実はこの戦略、「小説家になろう」を取り巻く環境においても見事に合致しています。「コンビニエンスストアの売り上げの8割は、全体の商品の2割によってもたらされている」ように「『小説家になろう』のアクセスの8割は、全体のコンテンツの2割によってもたらされている」でしょうし、「全くアクセスのない」作品もそれなりに存在します。「売り上げの少ない商品を頻繁に入れ替え」ることについては、運営は手出しできませんが、「全くアクセスのない作品」は自然と更新が途絶え、「新着の作品」に埋もれていきます。「新着の作品」の中で、「相対的にアクセス数の多い作品」はブックマークが増え、「ランキング」にある程度固定されるわけです。
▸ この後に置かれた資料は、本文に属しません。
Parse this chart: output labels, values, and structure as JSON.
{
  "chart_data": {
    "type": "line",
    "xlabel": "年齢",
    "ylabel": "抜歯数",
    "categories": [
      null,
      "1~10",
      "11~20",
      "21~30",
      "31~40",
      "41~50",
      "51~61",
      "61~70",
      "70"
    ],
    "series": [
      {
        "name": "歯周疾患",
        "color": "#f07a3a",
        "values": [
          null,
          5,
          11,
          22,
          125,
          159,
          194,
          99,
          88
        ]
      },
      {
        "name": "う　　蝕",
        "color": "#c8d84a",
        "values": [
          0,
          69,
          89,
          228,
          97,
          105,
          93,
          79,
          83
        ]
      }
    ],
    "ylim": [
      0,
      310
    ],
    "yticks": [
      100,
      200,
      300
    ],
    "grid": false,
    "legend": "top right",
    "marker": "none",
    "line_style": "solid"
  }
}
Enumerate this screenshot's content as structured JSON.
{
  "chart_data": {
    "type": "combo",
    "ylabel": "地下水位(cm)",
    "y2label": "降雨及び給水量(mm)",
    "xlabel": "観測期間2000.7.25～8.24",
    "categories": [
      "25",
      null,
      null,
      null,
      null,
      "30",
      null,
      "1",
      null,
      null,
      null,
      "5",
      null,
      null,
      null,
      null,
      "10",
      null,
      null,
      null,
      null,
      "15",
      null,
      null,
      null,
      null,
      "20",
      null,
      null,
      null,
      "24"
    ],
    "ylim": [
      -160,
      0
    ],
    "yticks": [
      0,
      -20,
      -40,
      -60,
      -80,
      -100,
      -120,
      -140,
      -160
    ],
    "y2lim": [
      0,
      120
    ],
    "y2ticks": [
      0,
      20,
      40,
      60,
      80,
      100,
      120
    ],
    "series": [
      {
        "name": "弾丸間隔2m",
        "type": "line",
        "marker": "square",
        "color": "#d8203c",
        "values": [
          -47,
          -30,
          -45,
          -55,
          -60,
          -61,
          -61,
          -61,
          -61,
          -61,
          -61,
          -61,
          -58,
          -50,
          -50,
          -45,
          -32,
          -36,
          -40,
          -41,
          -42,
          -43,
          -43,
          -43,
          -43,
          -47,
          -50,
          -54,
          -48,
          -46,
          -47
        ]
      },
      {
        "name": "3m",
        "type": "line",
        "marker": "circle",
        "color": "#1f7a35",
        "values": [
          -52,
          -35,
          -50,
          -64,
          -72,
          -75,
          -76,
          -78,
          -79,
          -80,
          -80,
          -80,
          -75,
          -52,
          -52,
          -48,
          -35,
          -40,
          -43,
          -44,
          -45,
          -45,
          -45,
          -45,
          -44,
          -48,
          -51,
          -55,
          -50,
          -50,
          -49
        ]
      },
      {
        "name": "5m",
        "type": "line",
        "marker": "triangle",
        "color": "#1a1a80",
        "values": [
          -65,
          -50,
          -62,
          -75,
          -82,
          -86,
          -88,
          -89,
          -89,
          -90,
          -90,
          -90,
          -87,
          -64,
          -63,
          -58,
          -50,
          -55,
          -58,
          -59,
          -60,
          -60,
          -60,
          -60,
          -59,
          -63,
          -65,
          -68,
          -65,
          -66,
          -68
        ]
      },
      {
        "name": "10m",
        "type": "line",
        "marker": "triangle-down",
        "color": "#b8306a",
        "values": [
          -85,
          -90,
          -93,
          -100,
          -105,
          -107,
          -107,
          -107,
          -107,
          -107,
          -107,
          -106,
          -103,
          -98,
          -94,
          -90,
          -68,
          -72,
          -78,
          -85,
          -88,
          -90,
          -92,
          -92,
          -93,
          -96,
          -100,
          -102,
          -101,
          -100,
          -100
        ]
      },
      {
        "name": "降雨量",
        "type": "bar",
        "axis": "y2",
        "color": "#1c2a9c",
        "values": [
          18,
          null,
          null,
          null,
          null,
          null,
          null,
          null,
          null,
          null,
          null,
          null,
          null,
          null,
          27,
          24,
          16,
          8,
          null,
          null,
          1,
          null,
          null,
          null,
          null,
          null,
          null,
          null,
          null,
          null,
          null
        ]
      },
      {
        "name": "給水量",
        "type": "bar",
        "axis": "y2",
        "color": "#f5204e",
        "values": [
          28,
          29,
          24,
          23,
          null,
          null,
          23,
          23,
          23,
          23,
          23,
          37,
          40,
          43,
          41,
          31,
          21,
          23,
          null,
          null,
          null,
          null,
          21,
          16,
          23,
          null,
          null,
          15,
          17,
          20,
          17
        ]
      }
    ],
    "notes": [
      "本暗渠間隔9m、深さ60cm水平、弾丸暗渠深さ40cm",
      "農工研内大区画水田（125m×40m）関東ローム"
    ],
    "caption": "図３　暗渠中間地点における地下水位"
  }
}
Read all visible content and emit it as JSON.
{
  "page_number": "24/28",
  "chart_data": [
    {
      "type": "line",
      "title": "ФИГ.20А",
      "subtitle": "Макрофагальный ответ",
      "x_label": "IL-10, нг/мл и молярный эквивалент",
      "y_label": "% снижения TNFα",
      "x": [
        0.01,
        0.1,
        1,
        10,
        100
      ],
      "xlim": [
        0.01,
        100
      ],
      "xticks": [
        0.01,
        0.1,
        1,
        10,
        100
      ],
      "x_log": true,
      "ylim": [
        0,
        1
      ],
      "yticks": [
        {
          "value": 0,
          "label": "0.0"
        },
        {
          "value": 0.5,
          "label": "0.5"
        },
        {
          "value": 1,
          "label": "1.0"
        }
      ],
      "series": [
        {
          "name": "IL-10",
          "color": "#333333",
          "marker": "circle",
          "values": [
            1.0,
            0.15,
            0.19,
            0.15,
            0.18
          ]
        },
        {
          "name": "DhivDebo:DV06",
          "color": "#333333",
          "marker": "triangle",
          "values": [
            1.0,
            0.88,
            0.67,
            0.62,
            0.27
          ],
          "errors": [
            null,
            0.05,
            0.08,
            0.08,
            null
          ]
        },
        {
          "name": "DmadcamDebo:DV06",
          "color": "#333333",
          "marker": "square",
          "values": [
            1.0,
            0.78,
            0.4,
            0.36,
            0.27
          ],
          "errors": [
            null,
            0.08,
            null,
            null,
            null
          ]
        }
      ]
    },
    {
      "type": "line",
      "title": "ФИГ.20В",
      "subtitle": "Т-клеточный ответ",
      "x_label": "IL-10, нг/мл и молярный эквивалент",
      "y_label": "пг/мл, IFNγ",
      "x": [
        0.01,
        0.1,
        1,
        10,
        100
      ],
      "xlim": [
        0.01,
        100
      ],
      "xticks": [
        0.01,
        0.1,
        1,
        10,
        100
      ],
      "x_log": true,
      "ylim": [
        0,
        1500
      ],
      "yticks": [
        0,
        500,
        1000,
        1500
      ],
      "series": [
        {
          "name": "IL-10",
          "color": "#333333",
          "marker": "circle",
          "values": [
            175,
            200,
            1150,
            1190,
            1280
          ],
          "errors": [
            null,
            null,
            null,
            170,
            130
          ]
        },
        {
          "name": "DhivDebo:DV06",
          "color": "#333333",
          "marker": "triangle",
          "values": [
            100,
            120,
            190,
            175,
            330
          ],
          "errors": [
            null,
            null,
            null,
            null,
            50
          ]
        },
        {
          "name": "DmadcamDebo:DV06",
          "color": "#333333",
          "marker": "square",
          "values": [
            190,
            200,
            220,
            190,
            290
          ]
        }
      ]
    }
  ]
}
ある種の自転車操業に近い戦略ですが、少なくとも「小説家になろう」において、この戦略は一定の成果をあげています。そのような戦略をとることができる程度には、「小説家になろう」のユーザーが多いためです。
参加人数が多く、投稿作品が膨大であるがゆえに、「小説家になろう」では著しい格差が存在しているわけです。「小説家になろう」に人が集まることと、ブックマーク数の格差が広がることは、実は表裏一体の関係なのです。
では、カクヨムはどうでしょうか。コンビニの戦略を考えるかぎり、作品と読み手とが順調に増加しないかぎり、小説投稿サイトとしての命運は尽きたも同然です。「カクヨムのブックマーク格差は小さくなってほしい」と期待し、その期待が適うことがあるとすれば、それは「カクヨム自体の魅力が完全に損なわれたとき」と同じなのです。